Waking up with a coffee addiction: At some point, your body will adjust to coffee, and it just won’t work anymore. Or, you’ll eventually become so addicted to caffeine that you’ll have a pounding headache if you don’t constantly drink it. That’s normal. Invest in a portable IV drip and fill it with your choice of caffeinated beverage. I recommend straight espresso or a Monster energy drink. As far as I can tell, there are no researched health defects caused by injecting these straight into your bloodstream. So, drink up!

Personal hygiene: Waking up late for your 8 a.m. means you’ll have to rush your morning routine. That’s why things like dry shampoo and wet wipes are your best friend. Though, speaking from personal experience, don’t use Lysol wipes, especially in sensitive areas. Just don’t. Embrace the messy hair, pajamas and the “I don’t even care anymore” aesthetic with pride because when you’re running on three hours of sleep, that’ll be the end result.
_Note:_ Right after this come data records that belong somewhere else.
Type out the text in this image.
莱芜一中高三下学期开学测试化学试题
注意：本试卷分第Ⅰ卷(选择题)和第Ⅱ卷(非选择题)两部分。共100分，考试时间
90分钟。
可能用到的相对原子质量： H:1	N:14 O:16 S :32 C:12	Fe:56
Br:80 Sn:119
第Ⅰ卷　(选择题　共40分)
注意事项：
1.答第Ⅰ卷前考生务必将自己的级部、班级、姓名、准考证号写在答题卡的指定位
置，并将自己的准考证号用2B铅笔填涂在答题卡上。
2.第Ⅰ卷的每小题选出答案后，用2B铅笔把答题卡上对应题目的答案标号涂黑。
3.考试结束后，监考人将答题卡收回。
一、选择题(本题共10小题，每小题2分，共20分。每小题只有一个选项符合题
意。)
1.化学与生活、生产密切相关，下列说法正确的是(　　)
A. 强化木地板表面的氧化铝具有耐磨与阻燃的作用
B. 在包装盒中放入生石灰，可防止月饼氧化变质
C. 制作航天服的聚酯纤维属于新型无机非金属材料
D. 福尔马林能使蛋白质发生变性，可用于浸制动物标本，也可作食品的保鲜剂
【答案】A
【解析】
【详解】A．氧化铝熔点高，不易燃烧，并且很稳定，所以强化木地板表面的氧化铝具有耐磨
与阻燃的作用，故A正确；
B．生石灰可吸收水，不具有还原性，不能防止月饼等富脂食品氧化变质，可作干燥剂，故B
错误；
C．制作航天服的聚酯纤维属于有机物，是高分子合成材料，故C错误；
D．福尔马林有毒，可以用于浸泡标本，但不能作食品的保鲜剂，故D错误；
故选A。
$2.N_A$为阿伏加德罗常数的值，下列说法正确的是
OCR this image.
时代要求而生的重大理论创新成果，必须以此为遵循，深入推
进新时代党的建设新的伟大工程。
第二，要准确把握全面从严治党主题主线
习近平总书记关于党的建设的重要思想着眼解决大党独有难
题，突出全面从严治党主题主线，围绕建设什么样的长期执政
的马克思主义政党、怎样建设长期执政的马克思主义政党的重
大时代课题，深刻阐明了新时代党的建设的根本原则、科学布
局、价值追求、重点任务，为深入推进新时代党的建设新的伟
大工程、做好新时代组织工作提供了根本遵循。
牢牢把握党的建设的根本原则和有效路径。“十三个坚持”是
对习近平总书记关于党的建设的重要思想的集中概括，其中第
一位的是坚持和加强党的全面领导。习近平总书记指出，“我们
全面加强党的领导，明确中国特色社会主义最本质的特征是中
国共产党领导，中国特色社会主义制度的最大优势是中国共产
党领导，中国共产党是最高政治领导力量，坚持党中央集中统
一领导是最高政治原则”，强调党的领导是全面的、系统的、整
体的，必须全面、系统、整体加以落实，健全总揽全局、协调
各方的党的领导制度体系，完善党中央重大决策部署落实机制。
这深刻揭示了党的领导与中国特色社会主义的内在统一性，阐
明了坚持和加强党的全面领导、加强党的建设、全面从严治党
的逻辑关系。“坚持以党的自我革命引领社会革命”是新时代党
Engaging in class: Studies have shown that 87% of professors report that the time slot with the least class participation is during 8 a.m. classes, followed closely by those at 9 a.m. I made that up, but it’s probably true. Either way, you’re going to be exhausted and half asleep the whole class. Caught staring into space? Simply say you’re pondering the mysteries of the universe or contemplating the meaning of life — it’s called multitasking. Caught flat-out falling asleep? Say “studies show you take in more information right before you fall asleep.” Professors won’t argue if you say “studies show.”

When all else fails: Start working on your excuse game. Think up a list of good ones like, “Traffic was bad.” Sure, I was walking from Villiger Hall (a five minute walk away from class), but I’m sure traffic was bad. Or, “I fell in a hole at the construction site.” There’s so much construction happening on campus, they won’t argue with you. Another is, “The assigned reading made me rethink my existence. Thank you for assigning it.” Your professor will be so flattered that they’ll forget you were even late in the first place.